A vice-president of the Ontario Lottery and Gaming Corporation is taking a paid leave of absence while Toronto police try to determine if he was in a conflict of interest by working at the lottery and the OPP at the same time.
The leave takes effect immediately, the lottery corporation announced Thursday.
Michael Sharland, a former Ontario Provincial Police superintendent, was working double-duty for the past three years as the lottery corporation's vice-president of corporate security and surveillance.
He resigned last month after Ontario Provincial Police Commissioner Julian Fantino began investigating the potential conflict of interest posed by Mr. Sharland's dual roles.
During Sharland's time at the lottery corporation, an outside OPP constable was called in to investigate a case of alleged insider fraud at the corporation.
Const. Al Lee began to suspect his probe was being obstructed by lottery officials.
On Wednesday, the OPP asked Toronto police to do an independent probe to see if Sharland was in a conflict of interest or might have compromised the fraud investigation because he worked for the OPP and the lottery corporation.
The corporation said Sharland will stay on leave while the Toronto police probe is ongoing.
"To ensure there is no perception of a conflict of interest, Mr. Sharland will be on a paid leave of absence until the independent review is complete," Michael Gough, chair of the lottery corporation, said in a media release.
Mr. Sharland's departure comes two days after Mr. Fantino asked Toronto police to launch a probe. Mr. Sharland has become embroiled in controversy over his role in suspending a probe into allegations that a disproportionate number of lottery jackpots went to retail clerks.
A report last week from Ontario Ombudsman André Marin said dishonest retailers had swindled millions of dollars in lottery winnings from customers. The report also said Mr. Sharland sent an internal e-mail in 2004 ordering lottery staff to halt any investigations into insider wins until further notice.
Mr.
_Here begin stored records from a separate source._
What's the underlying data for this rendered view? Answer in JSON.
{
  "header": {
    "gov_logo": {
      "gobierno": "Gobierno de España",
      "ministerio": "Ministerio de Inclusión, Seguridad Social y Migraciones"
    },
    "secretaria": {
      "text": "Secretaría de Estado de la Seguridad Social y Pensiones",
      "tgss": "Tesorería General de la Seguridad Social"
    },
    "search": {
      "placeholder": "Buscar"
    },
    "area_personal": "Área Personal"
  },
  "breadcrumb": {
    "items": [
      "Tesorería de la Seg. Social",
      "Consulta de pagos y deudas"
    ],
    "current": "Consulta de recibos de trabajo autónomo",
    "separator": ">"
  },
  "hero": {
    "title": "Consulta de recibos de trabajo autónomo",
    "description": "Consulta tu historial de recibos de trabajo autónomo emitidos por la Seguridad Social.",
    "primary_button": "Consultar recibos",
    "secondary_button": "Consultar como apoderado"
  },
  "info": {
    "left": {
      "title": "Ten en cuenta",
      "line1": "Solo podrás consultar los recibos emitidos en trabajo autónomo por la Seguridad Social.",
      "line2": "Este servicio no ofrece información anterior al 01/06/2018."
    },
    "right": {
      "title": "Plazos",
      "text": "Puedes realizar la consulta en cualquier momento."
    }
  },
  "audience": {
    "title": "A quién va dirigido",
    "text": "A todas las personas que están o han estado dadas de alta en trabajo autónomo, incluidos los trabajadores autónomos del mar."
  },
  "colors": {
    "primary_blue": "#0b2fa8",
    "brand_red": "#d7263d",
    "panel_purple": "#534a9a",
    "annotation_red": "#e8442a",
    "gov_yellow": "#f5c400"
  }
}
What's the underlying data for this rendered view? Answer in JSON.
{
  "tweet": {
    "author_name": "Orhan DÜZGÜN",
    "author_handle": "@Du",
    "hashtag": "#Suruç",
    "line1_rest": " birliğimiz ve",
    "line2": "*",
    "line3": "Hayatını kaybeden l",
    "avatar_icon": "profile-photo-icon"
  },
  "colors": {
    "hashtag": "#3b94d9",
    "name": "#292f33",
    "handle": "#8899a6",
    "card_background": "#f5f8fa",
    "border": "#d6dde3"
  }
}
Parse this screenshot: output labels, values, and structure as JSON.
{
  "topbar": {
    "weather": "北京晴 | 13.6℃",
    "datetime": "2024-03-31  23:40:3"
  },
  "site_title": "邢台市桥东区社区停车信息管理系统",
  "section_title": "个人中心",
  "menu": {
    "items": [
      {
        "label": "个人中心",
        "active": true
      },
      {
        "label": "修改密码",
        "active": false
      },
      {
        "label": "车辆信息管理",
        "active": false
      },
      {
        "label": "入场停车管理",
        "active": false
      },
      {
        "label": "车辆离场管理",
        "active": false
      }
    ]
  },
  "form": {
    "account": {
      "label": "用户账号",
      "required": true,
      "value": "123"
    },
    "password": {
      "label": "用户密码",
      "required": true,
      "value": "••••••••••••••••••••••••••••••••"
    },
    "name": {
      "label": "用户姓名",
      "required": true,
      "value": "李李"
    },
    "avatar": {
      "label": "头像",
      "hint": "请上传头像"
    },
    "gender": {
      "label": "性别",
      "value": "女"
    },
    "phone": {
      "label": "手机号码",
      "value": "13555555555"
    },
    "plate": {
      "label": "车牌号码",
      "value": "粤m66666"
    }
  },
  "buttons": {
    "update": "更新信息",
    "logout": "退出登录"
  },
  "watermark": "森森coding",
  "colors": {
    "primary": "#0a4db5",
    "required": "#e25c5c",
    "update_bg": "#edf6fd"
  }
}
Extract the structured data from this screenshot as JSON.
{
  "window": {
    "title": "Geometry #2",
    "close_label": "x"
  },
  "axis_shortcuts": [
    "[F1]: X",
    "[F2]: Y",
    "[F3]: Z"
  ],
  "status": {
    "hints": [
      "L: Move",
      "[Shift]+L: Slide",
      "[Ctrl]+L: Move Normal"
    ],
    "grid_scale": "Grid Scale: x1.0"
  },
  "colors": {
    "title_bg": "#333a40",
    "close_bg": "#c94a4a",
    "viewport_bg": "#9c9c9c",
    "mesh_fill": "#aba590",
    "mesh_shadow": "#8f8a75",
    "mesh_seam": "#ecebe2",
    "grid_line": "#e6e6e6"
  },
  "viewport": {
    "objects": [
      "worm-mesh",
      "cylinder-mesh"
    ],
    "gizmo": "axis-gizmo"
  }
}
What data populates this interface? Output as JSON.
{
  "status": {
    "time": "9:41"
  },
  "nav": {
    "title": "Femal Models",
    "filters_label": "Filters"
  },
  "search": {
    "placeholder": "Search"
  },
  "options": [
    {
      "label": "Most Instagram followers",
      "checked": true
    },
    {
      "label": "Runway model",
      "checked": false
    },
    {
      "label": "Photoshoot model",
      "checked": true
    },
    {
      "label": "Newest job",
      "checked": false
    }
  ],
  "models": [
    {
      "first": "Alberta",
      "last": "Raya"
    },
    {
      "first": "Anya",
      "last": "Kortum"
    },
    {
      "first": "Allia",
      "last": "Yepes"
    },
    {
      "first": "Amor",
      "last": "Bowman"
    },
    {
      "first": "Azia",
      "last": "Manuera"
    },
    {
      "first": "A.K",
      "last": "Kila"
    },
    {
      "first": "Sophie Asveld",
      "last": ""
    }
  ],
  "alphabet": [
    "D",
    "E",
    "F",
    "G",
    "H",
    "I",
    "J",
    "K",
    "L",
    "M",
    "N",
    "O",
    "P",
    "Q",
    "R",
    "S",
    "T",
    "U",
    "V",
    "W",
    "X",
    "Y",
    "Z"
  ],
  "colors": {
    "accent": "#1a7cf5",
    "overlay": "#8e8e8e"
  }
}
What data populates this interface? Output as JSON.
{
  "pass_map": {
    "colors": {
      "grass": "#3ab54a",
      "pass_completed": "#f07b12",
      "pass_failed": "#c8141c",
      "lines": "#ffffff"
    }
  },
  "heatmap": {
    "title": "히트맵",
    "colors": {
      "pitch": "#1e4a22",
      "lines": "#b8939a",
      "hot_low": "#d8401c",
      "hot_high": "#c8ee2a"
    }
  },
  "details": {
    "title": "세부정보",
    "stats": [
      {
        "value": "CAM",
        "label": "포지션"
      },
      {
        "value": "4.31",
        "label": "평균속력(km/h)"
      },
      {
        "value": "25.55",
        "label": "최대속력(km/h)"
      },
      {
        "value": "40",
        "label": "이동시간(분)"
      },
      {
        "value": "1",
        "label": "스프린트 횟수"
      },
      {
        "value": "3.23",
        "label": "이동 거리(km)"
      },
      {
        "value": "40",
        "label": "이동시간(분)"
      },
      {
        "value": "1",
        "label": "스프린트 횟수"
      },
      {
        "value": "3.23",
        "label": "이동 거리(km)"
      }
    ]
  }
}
Sharland is the second high-profile lottery executive to leave in recent weeks. Duncan Brown was forced to step down as chief executive officer just days before the release of the Ombudsman's report. He was paid $720,000 in severance.
The OPP was initially called in to investigate the case of 83-year-old Bob Edmonds of Coboconk, Ont., who claimed a convenience store clerk took his $250,000 winning ticket and cashed it in herself.
Edmonds, who died Monday, sued the lottery corporation in 2002 and settled for $200,000.
His story was featured last fall on the CBC's The Fifth Estate, which uncovered more cases of alleged lottery fraud committed by store clerks.
Lottery agency appoints interim CEO
Also yesterday, the government came under fire for appointing a senior Ontario civil servant as interim CEO of the lottery corporation, an agency that is supposed to be at arm's length from the government.
Michelle DiEmanuele will take a four-month leave from her job as a deputy minister in the Ministry of Government Services to lead the effort to implement the Ombudsman's recommendations for overhauling the lottery corporation. She will return to the civil service when a permanent CEO is selected.
NDP Leader Howard Hampton accused the government during Question Period of appointing someone who has partisan connections to the Liberal Party. "If you care about those innocent people who are ripped off... will you at least allow the people of Ontario a transparent appointment process?"
David Caplan, the minister responsible for the lottery corporation, told reporters the corporation's board of directors selected Ms. DiEmanuele.
She starts as interim CEO on April 16.